Slightly upstream is another bridge, known as the Shoemakers’ Bridge, because the original wooden bridge was the place that cobblers set up stalls (to avoid the tax on shoes that was levied as you went in the town gate).

Flanked by columns supporting nothing at all, it was designed by – you guessed it – JP. He thought that bridges should be like squares, centres for commercial activity, musical performances, and socialising. And columns.

Downstream from the triple bridge is the brand new Butchers Bridge, so named because the building next to it is the meat hall of the produce market (in the forum building).

JP actually designed this bridge, too, but there was not enough money to build it at the time. His original design was somewhat altered at the time of building, because we can now build glass strong enough to walk on, and everyone was quite sure that JP would have wanted the sides of the bridge to be see-through to the flowing water below.

Had JP been consulted, he might have pointed out that the boat landing under the bridge, the glass sections above it, and women in skirts might be an irresistible combination for teenage boys and ageing voyeurs. As it is, woman just need to be aware … or wear pants.

The Butchers Bridge is also where Slovenes go to pledge undying love by attaching a padlock and throwing the key into the river. Some go so far as to have their names engraved on the lock, while others just write them on with a Sharpie.

The next bridge along is the Dragon Bridge.

Opinion is divided as to why there are dragons everywhere in Ljubljana.

One school of thought says that Ljubljana is where Jason slayed the dragon while fleeing the guardians of the Golden Fleece (during the time when the Argonauts were carrying their ship through the swamps on their way from the Black Sea to the Adriatic). The other is that the order of St George was very strong in the area in the Middle Ages.

There is even a dragon on the coat of arms of the city of Ljubljana, although technically it is a lindverm (somethign like a wyvern), not a proper dragon, because it only has two legs.

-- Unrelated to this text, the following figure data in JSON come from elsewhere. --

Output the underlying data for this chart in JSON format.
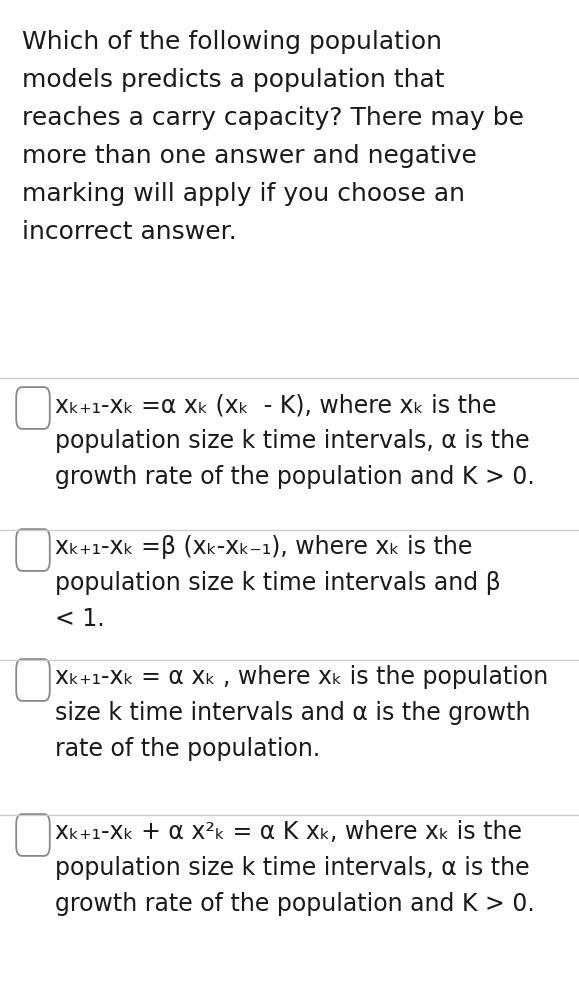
{
  "bg_color": "#ffffff",
  "text_color": "#1a1a1a",
  "question_lines": [
    "Which of the following population",
    "models predicts a population that",
    "reaches a carry capacity? There may be",
    "more than one answer and negative",
    "marking will apply if you choose an",
    "incorrect answer."
  ],
  "options": [
    {
      "line1": "xₖ₊₁-xₖ =α xₖ (xₖ  - K), where xₖ is the",
      "line2": "population size k time intervals, α is the",
      "line3": "growth rate of the population and K > 0."
    },
    {
      "line1": "xₖ₊₁-xₖ =β (xₖ-xₖ₋₁), where xₖ is the",
      "line2": "population size k time intervals and β",
      "line3": "< 1."
    },
    {
      "line1": "xₖ₊₁-xₖ = α xₖ , where xₖ is the population",
      "line2": "size k time intervals and α is the growth",
      "line3": "rate of the population."
    },
    {
      "line1": "xₖ₊₁-xₖ + α x²ₖ = α K xₖ, where xₖ is the",
      "line2": "population size k time intervals, α is the",
      "line3": "growth rate of the population and K > 0."
    }
  ],
  "figsize": [
    5.79,
    9.89
  ],
  "dpi": 100
}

The tour finished up at this monastery, which was repurposed into a performance space after years of being empty and decaying, at the suggestion of – yet again – JP.

He did the design for free, and lobbied the city to put the money into renovating it, just to see the building come to life again.

Ljubljana is a lovely city to wander around – the centre is pedestrian-only, and every year they close off another street to cars. Most of the old buildings are well-maintained, and there is a good buzz of activity day and night. It’s not too big, and of you have mobility issues, there are free golf carts which buzz around during the day to help little old ladies get home with their groceries (or anyone else who needs help).